EAO-SEPES Joint Meeting, Madrid, İspanya, 5 - 07 Ekim 2017, ss.198313
Calcium phosphate (CaP)-based materials have been studied broadly as bone substitute because of its biocompatibility and similarity to bone matrix. However, CaPs have some limitations such as lack of osteoinductive capability and insufficient resorbtion ability, therefore, current studies have been designed for improving the limitations. Since oxytocin has been approved of having both systemic and local osteoinductive effect on bone formation, it could be considered to utilize oxytocin for improving bone regeneration.
The aim of the study was to prepare oxytocin-loaded controlled-release system containing calcium phosphate hyrogel graft, and to assess whether the material promotes bone regeneration in rat calvarial bone defect compared to empty control and oxytocin-deficient groups.

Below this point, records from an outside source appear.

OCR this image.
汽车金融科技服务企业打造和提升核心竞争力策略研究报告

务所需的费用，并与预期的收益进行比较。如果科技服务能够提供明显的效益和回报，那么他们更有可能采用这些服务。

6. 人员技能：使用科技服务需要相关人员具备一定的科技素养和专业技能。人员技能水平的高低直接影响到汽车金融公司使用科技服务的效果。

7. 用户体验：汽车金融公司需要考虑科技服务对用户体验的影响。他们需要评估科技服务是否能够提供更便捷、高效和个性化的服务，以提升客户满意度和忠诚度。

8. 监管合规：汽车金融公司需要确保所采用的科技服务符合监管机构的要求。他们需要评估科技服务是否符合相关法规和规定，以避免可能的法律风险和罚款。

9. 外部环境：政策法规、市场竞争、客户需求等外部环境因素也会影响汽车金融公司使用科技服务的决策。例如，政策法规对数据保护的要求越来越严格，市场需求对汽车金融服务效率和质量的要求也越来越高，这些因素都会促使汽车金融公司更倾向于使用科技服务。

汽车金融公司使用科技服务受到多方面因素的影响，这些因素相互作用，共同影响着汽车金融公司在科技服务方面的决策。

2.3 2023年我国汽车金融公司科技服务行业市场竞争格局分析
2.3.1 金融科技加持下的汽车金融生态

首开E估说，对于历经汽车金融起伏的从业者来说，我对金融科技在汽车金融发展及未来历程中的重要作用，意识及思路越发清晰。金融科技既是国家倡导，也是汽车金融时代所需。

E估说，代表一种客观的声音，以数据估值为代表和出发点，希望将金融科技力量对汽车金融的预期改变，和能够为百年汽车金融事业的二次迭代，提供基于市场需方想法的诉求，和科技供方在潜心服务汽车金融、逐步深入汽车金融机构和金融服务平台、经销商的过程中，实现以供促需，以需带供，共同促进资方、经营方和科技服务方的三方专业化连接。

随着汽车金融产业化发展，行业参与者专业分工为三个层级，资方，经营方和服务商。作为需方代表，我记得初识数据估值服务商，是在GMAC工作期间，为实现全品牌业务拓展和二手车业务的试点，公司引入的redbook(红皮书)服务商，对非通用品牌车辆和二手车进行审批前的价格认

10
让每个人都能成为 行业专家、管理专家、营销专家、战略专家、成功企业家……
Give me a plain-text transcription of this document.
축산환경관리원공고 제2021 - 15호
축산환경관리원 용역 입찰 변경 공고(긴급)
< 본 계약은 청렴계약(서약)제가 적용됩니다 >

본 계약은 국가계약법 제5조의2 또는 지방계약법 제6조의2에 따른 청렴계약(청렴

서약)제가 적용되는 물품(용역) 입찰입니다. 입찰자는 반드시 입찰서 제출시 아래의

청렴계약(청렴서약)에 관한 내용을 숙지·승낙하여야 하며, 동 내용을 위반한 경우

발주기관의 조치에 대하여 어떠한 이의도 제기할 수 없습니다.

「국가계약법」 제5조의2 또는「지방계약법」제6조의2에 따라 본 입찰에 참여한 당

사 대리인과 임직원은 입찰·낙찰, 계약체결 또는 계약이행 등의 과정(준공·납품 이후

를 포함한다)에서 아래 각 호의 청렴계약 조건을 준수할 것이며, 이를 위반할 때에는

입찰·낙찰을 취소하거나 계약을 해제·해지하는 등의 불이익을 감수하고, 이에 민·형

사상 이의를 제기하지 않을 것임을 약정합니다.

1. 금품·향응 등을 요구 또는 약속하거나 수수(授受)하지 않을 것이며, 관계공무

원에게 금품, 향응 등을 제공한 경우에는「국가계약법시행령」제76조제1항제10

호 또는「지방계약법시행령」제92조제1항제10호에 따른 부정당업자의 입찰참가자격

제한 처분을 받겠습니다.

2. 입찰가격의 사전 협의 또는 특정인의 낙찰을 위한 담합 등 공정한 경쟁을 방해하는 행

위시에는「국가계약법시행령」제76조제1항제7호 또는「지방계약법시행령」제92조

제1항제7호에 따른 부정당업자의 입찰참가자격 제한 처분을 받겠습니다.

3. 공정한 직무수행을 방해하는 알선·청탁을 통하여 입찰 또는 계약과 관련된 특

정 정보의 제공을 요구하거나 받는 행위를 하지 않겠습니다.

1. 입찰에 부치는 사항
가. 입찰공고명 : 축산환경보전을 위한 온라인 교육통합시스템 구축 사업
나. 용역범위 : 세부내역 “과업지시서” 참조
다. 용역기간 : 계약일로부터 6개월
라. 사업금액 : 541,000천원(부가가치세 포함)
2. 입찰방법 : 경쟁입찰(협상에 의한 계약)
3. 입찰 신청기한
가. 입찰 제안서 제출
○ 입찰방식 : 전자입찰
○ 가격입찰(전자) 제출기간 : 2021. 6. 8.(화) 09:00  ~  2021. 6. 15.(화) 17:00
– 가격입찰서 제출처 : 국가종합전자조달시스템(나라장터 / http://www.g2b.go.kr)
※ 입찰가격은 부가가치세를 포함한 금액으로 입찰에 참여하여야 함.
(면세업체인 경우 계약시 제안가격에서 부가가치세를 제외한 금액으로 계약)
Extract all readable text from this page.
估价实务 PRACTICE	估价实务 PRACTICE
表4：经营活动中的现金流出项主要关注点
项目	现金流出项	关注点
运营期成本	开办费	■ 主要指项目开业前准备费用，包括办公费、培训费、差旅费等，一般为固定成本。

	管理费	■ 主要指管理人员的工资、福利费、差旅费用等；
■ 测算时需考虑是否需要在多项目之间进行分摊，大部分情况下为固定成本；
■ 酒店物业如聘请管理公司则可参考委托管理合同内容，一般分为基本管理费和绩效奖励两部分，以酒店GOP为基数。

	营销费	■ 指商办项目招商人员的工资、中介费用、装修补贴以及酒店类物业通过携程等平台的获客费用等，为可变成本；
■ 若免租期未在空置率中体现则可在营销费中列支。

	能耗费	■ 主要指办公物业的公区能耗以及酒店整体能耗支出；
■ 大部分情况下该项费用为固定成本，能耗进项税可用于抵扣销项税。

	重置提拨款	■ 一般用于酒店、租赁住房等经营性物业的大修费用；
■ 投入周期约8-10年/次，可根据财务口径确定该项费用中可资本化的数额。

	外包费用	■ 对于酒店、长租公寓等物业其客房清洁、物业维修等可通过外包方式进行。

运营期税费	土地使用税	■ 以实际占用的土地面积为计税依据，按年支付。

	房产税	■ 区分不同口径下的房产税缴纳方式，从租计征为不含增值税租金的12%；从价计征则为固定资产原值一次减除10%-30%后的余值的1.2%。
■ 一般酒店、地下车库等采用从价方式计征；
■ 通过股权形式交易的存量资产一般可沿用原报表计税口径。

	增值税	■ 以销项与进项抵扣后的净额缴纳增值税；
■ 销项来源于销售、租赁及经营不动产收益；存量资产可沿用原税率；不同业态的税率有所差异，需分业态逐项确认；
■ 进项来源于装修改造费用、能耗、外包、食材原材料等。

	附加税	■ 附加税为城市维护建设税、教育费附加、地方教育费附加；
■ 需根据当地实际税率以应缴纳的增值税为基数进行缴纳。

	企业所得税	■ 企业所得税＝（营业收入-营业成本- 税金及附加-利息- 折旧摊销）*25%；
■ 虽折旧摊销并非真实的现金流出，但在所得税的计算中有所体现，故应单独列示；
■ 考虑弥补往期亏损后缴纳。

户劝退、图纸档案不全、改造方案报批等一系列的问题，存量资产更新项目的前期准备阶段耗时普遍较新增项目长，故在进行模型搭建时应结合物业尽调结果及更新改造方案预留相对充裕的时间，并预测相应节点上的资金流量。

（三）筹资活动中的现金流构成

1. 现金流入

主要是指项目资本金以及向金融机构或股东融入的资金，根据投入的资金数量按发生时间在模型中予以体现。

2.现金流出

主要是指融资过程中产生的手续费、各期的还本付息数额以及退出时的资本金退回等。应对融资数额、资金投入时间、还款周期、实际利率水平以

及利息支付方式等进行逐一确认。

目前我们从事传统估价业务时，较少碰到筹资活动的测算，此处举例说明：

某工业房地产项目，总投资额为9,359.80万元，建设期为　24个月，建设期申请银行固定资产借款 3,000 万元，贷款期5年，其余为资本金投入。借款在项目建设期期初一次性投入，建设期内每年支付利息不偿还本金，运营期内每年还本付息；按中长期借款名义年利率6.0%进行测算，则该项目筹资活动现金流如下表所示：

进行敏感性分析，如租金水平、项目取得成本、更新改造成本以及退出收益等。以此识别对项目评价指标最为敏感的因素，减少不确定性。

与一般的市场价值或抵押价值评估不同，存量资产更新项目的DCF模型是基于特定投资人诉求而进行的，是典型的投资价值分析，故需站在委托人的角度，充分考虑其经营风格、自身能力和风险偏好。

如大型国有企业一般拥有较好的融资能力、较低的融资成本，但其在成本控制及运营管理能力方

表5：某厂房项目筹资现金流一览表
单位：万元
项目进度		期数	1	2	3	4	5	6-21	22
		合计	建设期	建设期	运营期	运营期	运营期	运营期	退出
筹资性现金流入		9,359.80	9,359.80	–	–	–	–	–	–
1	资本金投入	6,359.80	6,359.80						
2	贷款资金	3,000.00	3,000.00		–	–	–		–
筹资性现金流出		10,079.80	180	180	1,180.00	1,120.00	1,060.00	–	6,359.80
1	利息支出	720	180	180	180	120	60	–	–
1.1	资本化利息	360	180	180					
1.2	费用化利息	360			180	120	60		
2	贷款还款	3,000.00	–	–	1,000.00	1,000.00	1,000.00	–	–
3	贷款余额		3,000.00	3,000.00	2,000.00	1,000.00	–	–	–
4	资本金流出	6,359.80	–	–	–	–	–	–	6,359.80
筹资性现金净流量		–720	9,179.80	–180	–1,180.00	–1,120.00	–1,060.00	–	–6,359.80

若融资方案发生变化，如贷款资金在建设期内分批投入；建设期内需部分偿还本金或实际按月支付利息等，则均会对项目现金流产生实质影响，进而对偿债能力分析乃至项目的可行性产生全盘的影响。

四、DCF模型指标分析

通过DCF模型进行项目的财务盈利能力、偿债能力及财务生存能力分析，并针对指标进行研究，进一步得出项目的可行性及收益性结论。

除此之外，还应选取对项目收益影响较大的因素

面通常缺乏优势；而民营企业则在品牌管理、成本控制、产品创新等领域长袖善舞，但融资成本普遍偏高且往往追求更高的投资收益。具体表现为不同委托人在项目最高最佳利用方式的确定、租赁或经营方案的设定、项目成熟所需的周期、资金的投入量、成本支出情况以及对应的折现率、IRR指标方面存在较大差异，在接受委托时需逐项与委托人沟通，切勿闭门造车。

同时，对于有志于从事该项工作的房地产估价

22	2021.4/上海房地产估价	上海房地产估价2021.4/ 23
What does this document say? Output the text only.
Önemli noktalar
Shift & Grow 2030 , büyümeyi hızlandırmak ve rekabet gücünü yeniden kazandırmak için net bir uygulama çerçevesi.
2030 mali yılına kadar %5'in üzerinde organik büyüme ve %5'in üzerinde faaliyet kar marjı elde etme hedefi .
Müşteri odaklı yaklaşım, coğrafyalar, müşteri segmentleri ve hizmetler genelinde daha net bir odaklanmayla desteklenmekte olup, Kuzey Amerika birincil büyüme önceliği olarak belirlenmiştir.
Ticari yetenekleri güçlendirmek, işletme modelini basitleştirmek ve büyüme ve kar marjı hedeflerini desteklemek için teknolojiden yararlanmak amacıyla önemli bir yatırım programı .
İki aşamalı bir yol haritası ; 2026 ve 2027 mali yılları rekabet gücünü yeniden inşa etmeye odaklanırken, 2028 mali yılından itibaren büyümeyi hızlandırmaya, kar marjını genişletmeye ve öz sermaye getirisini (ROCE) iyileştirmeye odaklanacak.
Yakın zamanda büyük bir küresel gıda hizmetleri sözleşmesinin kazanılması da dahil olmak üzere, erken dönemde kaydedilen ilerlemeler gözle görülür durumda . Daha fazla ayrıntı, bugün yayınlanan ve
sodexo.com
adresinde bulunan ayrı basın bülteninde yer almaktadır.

250 µg oxytocin for each subject (for each bone defect) was used to encapsulate in PLGA-microparticles with single-emulsion method. In vitro release test of oxytocin-loaded PLGA-microparticles was performed by dissolving 10 mg of mikroparticles in 1.5 ml phosphate buffer, and the samples were left orbital shaker which adjusted 150 rpm. Samples were collected after 2, 4, 8, 24 hours and at certain time intervals until the release was completed. For animal experiment, 8 mm critical-size full-thickness defects in calvarias of 16-month-old 80 Wistar male rats were randomized to receive one of four interventions: oxytocin-loaded microparticles containing calcium phosphate hyrogel graft (OMCPH), empty microparticles containing calcium phosphate hyrogel graft (MCPH), calcium phosphate hyrogel graft (CPH) and empty defects (as control). Animals were assigned for the examinations after 4 weeks and 8 weeks separetely (10 rats for each group). Micro-computed tomography analysis was performed for bone mineral density (BMD, g/cm3) and bone volume (BV, mm3) analyses in each group.
Encapsulation capacity of the oxytocin-loaded PLGA-microparticles was detected 89.5%. Cumulative release was reached 50% after 7 days, and was completed after 24 days. In micro-computed tomography analysis, BV of OMCPH group was higher than MCPH group (p=.0044) and control group (p<0.0001) after 4 weeks of healing. While BV did not reveal statistical significant difference from 4 weeks to 8 weeks, BMD of OMCPH group was higher at both 4 weeks (42.21 ± 5.14 g/cm3) and 8 weeks of healing (46.94 ± 3.30 g/cm3) than the other groups (with statistically significant differences for 8 weeks’ analysis).
This study reveals that oxytocin-loaded controlled-release system containing calcium phosphate hyrogel graft provides an improvement for new bone volume more prominent in early phase of healing. Rather than BV, BMD of new bone could also be continued to increase in both early and mature healing period.